Despite intermittent storms, Teaneck’s first Unity Day celebration pressed forward on Sunday as the township tried to heal fractures among its diverse communities.
Planning for Unity Day began in late ‘007 as an outgrowth of a similar celebration held in Teaneck twice last year by the Eid Committee of Bergen County. The Muslim group wanted to expand the event to include all of Teaneck, and eventually create similar events in neighboring towns.
"We want to get rid of fear of the unknown," said Syed Tahir, a member of the Eid Committee.
Teaneck’s Unity Day drew about 1,000 people Sunday. PHOTO BY Josh Lipowsky
Local bands played throughout the day as people wandered through the Richard Rhodda Center browsing through stalls manned by the township’s Jewish, Christian, and Muslim organizations as well as other ethnic and community groups.
Councilmember Jacqueline Kates, chair of the Unity Day steering committee, called the event "a first step" toward healing recent rifts in the community.
"We need to bring people together but not only to talk about how we’re diverse but to work on issues," she said.
Among the event sponsors was Teaneck’s Youth Advisory Board. Tzvi Solomon, a 17-year-old student from Torah Academy of Bergen County and member of the advisory board, said its members wanted to dispel rumors the town’s youth are separated religiously and racially. "Everybody’s a different religion but we’re here together trying to get Teaneck unified," he said.
When she was a member of the town council, state Sen. Loretta Weinberg (D-36) chaired a similar event in 1989 called Diversity Day. Unity Day was a "step forward in the new millennium, celebrating the things we have in common rather than the diversity we all represent," she said. Responding to recent events in Teaneck, Weinberg said, "There is a rift among the different communities hopefully not growing and hopefully a rift that can be healed as people talk to each other now."
Tempers in the Jewish community flared during last month’s town council election when councilwoman Monica Honis made a statement that to re-elect her without her running mates would be like sending her to the gas chambers. Shortly after, Honis clarified that she meant gas chambers as an allusion to a form of capital punishment practiced in the United States, but many interpreted her comment as a reference to Nazi death camps.
The statement was widely condemned by Jewish members of the council and the community.
"So much goes on during an election," Honis told The Jewish Standard on Tuesday. "At this stage of the game we should all understand that we should not be manipulated by dirty tricks or by those who use them to maintain their office or get elected."
Those who continue to point to her comment as an offense are "stirring the pot," Honis said, paraphrasing Mayor Elie Katz. She added that she did not think Unity Day helped to unify Teaneck.
"There need to be some real honest steps," she said. "One of the first things to do is we need to look at the things we have in common and realize we have to work to improve the Township of Teaneck instead of worrying about what our differences are."

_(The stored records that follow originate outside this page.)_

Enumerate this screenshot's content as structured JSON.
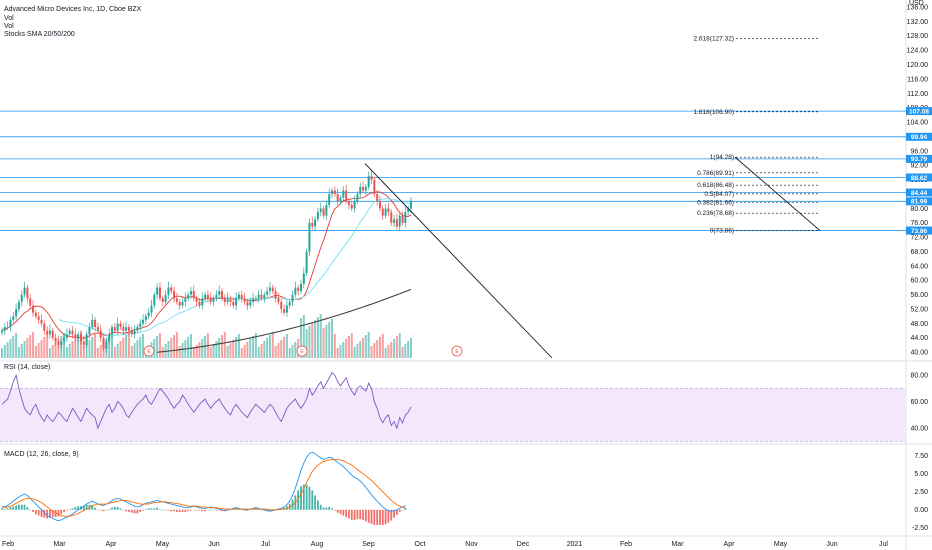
{
  "legend": {
    "symbol": "Advanced Micro Devices Inc, 1D, Cboe BZX",
    "vol1": "Vol",
    "vol2": "Vol",
    "sma": "Stocks SMA 20/50/200",
    "rsi": "RSI (14, close)",
    "macd": "MACD (12, 26, close, 9)"
  },
  "colors": {
    "up": "#26a69a",
    "down": "#ef5350",
    "sma20": "#e53935",
    "sma50": "#7fe3f1",
    "sma200": "#424242",
    "hline": "#2196f3",
    "rsi": "#7e57c2",
    "rsiband": "#f3e8fb",
    "macd": "#2196f3",
    "signal": "#ff6d00",
    "earnings": "#ef5350"
  },
  "chart_data": [
    {
      "name": "price",
      "type": "candlestick",
      "currency_label": "USD",
      "y_ticks": [
        "40.00",
        "44.00",
        "48.00",
        "52.00",
        "56.00",
        "60.00",
        "64.00",
        "68.00",
        "72.00",
        "76.00",
        "80.00",
        "84.00",
        "88.00",
        "92.00",
        "96.00",
        "100.00",
        "104.00",
        "108.00",
        "112.00",
        "116.00",
        "120.00",
        "124.00",
        "128.00",
        "132.00",
        "136.00"
      ],
      "x_ticks": [
        "Feb",
        "Mar",
        "Apr",
        "May",
        "Jun",
        "Jul",
        "Aug",
        "Sep",
        "Oct",
        "Nov",
        "Dec",
        "2021",
        "Feb",
        "Mar",
        "Apr",
        "May",
        "Jun",
        "Jul"
      ],
      "ylim": [
        38.4,
        138
      ],
      "series_closes_approx": [
        46,
        47,
        47,
        49,
        50,
        52,
        54,
        56,
        58,
        55,
        53,
        51,
        50,
        49,
        48,
        46,
        45,
        46,
        44,
        43,
        42,
        43,
        44,
        45,
        46,
        45,
        44,
        45,
        43,
        42,
        45,
        47,
        49,
        47,
        46,
        44,
        41,
        43,
        45,
        47,
        46,
        48,
        47,
        46,
        47,
        46,
        45,
        46,
        47,
        48,
        49,
        50,
        51,
        53,
        56,
        58,
        55,
        54,
        56,
        58,
        57,
        55,
        54,
        53,
        54,
        55,
        56,
        57,
        55,
        54,
        53,
        55,
        56,
        55,
        54,
        55,
        56,
        57,
        55,
        54,
        55,
        54,
        53,
        55,
        56,
        55,
        54,
        53,
        54,
        55,
        55,
        56,
        55,
        56,
        57,
        58,
        57,
        55,
        54,
        52,
        51,
        53,
        54,
        56,
        58,
        57,
        59,
        62,
        68,
        76,
        75,
        77,
        79,
        80,
        78,
        81,
        84,
        85,
        84,
        82,
        83,
        85,
        82,
        81,
        80,
        82,
        84,
        86,
        85,
        86,
        89,
        88,
        84,
        82,
        80,
        78,
        80,
        79,
        76,
        77,
        75,
        78,
        76,
        79,
        80,
        82
      ],
      "horizontal_levels": [
        73.86,
        81.99,
        84.44,
        88.62,
        93.79,
        99.94,
        107.08
      ],
      "fibonacci": [
        {
          "label": "0(73.86)",
          "value": 73.86
        },
        {
          "label": "0.236(78.68)",
          "value": 78.68
        },
        {
          "label": "0.382(81.66)",
          "value": 81.66
        },
        {
          "label": "0.5(84.07)",
          "value": 84.07
        },
        {
          "label": "0.618(86.48)",
          "value": 86.48
        },
        {
          "label": "0.786(89.91)",
          "value": 89.91
        },
        {
          "label": "1(94.28)",
          "value": 94.28
        },
        {
          "label": "1.618(106.90)",
          "value": 106.9
        },
        {
          "label": "2.618(127.32)",
          "value": 127.32
        }
      ],
      "earnings_marker": "E",
      "sma_periods": [
        20,
        50,
        200
      ]
    },
    {
      "name": "rsi",
      "type": "line",
      "y_ticks": [
        "40.00",
        "60.00",
        "80.00"
      ],
      "ylim": [
        28,
        90
      ],
      "band": [
        30,
        70
      ],
      "values_approx": [
        58,
        60,
        62,
        68,
        75,
        80,
        70,
        62,
        55,
        52,
        50,
        55,
        58,
        52,
        48,
        45,
        50,
        47,
        45,
        48,
        52,
        50,
        47,
        45,
        50,
        55,
        52,
        48,
        45,
        50,
        55,
        52,
        50,
        48,
        40,
        45,
        50,
        55,
        58,
        52,
        55,
        60,
        58,
        55,
        50,
        48,
        52,
        55,
        58,
        60,
        62,
        65,
        60,
        58,
        62,
        66,
        70,
        68,
        65,
        62,
        58,
        55,
        58,
        60,
        65,
        62,
        58,
        55,
        52,
        55,
        58,
        60,
        62,
        58,
        55,
        58,
        60,
        62,
        58,
        55,
        52,
        50,
        55,
        58,
        55,
        52,
        50,
        48,
        52,
        55,
        58,
        56,
        54,
        52,
        55,
        58,
        56,
        52,
        48,
        45,
        50,
        55,
        58,
        60,
        62,
        58,
        55,
        58,
        62,
        70,
        65,
        68,
        72,
        75,
        70,
        74,
        78,
        82,
        80,
        75,
        72,
        75,
        78,
        72,
        68,
        65,
        70,
        72,
        70,
        68,
        74,
        70,
        60,
        55,
        48,
        44,
        48,
        50,
        42,
        45,
        40,
        48,
        44,
        50,
        52,
        56
      ]
    },
    {
      "name": "macd",
      "type": "line+histogram",
      "y_ticks": [
        "-2.50",
        "0.00",
        "2.50",
        "5.00",
        "7.50"
      ],
      "ylim": [
        -3.5,
        9
      ],
      "macd_approx": [
        0.5,
        0.4,
        0.6,
        0.9,
        1.2,
        1.5,
        1.8,
        2.0,
        2.2,
        2.0,
        1.6,
        1.2,
        0.8,
        0.4,
        0.0,
        -0.4,
        -0.8,
        -1.0,
        -1.2,
        -1.4,
        -1.5,
        -1.4,
        -1.2,
        -1.0,
        -0.8,
        -0.6,
        -0.3,
        0.0,
        0.2,
        0.5,
        0.8,
        1.0,
        1.2,
        1.0,
        0.8,
        0.7,
        0.6,
        0.8,
        1.0,
        1.3,
        1.5,
        1.6,
        1.5,
        1.3,
        1.1,
        0.9,
        0.7,
        0.5,
        0.4,
        0.5,
        0.7,
        0.9,
        1.0,
        1.1,
        1.2,
        1.3,
        1.2,
        1.1,
        1.0,
        0.9,
        0.8,
        0.7,
        0.6,
        0.5,
        0.4,
        0.3,
        0.3,
        0.4,
        0.5,
        0.4,
        0.3,
        0.2,
        0.2,
        0.3,
        0.4,
        0.3,
        0.2,
        0.1,
        0.0,
        -0.1,
        0.0,
        0.1,
        0.2,
        0.3,
        0.2,
        0.1,
        0.0,
        0.0,
        0.1,
        0.2,
        0.3,
        0.2,
        0.1,
        0.0,
        -0.1,
        -0.2,
        -0.1,
        0.0,
        0.1,
        0.2,
        0.4,
        0.7,
        1.2,
        2.0,
        3.0,
        4.2,
        5.5,
        6.5,
        7.3,
        7.8,
        8.0,
        7.8,
        7.5,
        7.2,
        7.0,
        7.1,
        7.3,
        7.2,
        6.9,
        6.6,
        6.3,
        6.0,
        5.6,
        5.2,
        4.8,
        4.5,
        4.3,
        4.0,
        3.6,
        3.1,
        2.6,
        2.1,
        1.6,
        1.2,
        0.8,
        0.4,
        0.1,
        -0.1,
        -0.2,
        -0.1,
        0.0,
        0.2,
        0.4,
        0.6
      ],
      "signal_approx": [
        0.3,
        0.3,
        0.4,
        0.5,
        0.7,
        0.9,
        1.1,
        1.3,
        1.5,
        1.6,
        1.6,
        1.5,
        1.4,
        1.2,
        1.0,
        0.7,
        0.4,
        0.1,
        -0.2,
        -0.4,
        -0.6,
        -0.8,
        -0.9,
        -0.9,
        -0.9,
        -0.8,
        -0.7,
        -0.5,
        -0.3,
        -0.1,
        0.1,
        0.3,
        0.5,
        0.7,
        0.8,
        0.8,
        0.8,
        0.8,
        0.9,
        1.0,
        1.1,
        1.2,
        1.3,
        1.3,
        1.3,
        1.2,
        1.1,
        1.0,
        0.9,
        0.8,
        0.8,
        0.8,
        0.8,
        0.9,
        1.0,
        1.0,
        1.1,
        1.1,
        1.1,
        1.0,
        1.0,
        0.9,
        0.9,
        0.8,
        0.7,
        0.6,
        0.5,
        0.5,
        0.5,
        0.5,
        0.4,
        0.4,
        0.4,
        0.3,
        0.3,
        0.3,
        0.3,
        0.2,
        0.2,
        0.1,
        0.1,
        0.1,
        0.1,
        0.1,
        0.1,
        0.1,
        0.1,
        0.1,
        0.1,
        0.1,
        0.1,
        0.1,
        0.1,
        0.1,
        0.1,
        0.0,
        0.0,
        0.0,
        0.0,
        0.1,
        0.1,
        0.2,
        0.4,
        0.6,
        1.0,
        1.5,
        2.2,
        3.0,
        3.8,
        4.6,
        5.3,
        5.8,
        6.2,
        6.5,
        6.7,
        6.8,
        6.9,
        7.0,
        7.0,
        7.0,
        6.9,
        6.8,
        6.6,
        6.4,
        6.2,
        5.9,
        5.6,
        5.3,
        5.0,
        4.7,
        4.4,
        4.1,
        3.7,
        3.3,
        2.9,
        2.5,
        2.1,
        1.7,
        1.3,
        1.0,
        0.7,
        0.5,
        0.4,
        0.3
      ]
    }
  ]
}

Those critical of her statement maintained that an apology would be appropriate.
"Monica should have offered an apology for the fact that it is obvious whether this was a misspoken phrase, a misunderstood way of expressing herself the outcome was she has hurt a lot of people," Weinberg said.
Although Teaneck is famous for being the first town with a white majority to desegregate its schools, the township has faced other racial strains in recent years. Weinberg served on the town council in 1990 during a period of heightened racial tension after a white policeman shot a black youth, which resulted in massive demonstrations. Weinberg was confident that just as the township recovered then, it would do so again.
Elsworth James, a member of the Northeast Block Residents, which had a booth at Unity Day, was confident that "Teaneck can heal itself."
"There are enough groups that can make a concerted effort erasing the problems from the last election and other residential problems," he said. "It can be done."